Finding Your Own Names

In therapeutic writing, we encourage you to discover names that resonate deeply with your experience. These names might be:

Descriptive: “The Shakes,” “The Numbness,” “The Racing Thoughts”

Metaphorical: “The Dark Cloud,” “The Inner Critic,” “The Exhaustion Monster”

Personified: “Mr. Doubt,” “The Perfectionist,” “The Fear That Knocks at Night”

Action-based: “The Shutting Down,” “The Overthinking,” “The Hiding”

A Therapeutic Writing Exercise

Step 1: Identify Think about a challenge you’re currently facing. What clinical or common name might others use for it?

Step 2: Explore Your Experience Write freely about what this actually feels like for you. Don’t censor yourself. Use whatever images, sensations, or metaphors arise.

Step 3: Name It From your writing, what name emerges that truly fits your experience? Test a few possibilities. Say them aloud. Which one feels right?

Step 4: Dialogue Write a brief conversation with this named problem. What would you like to ask it? What might it say back?

Real Examples from Therapeutic Writing

One person couldn’t relate to “social anxiety” but deeply understood “The Spotlight Fear”—the feeling that everyone was watching and judging.

Another found “depression” too broad but connected with “The Grey Blanket”—something that covered everything and made colours fade.

A young person struggling with what professionals called “behavioural issues” named it “Mr.

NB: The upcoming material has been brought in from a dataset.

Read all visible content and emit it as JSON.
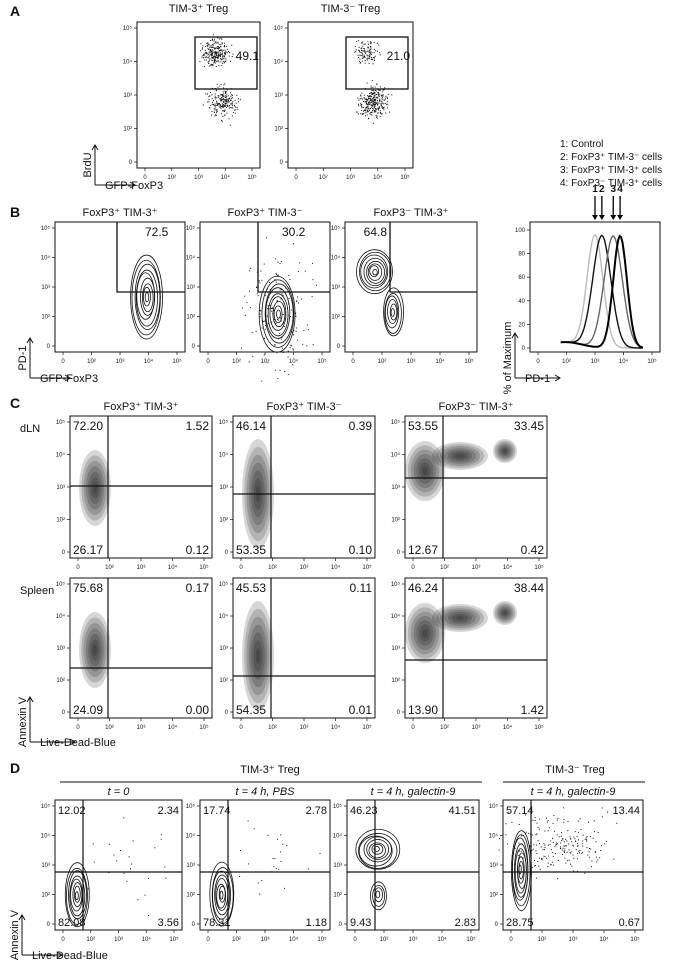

Mischief”—and suddenly found they had strategies for when Mr. Mischief tried to trick them into trouble.

Names Can Evolve

Here’s something important: your name for a problem can change over time. As your relationship with the problem shifts, as you learn more about it, as circumstances change—you might find different names fit better.

This flexibility is part of the healing process. It reflects that you’re not stuck, that things are moving, that you’re learning and growing.

Cultural and Personal Considerations

Different cultures have different ways of understanding and expressing distress. Some communities might relate more to spiritual concepts, family dynamics, or body-based experiences. Your naming should honour your cultural context and personal worldview.

In therapeutic writing, there’s no “wrong” way to name your experience—only ways that fit better or worse for you specifically.

Moving Forward

Once you’ve found a name that fits your struggle, you’ve taken a significant step. You’ve created enough separation to observe the problem, question it, and begin developing strategies to reduce its influence in your life.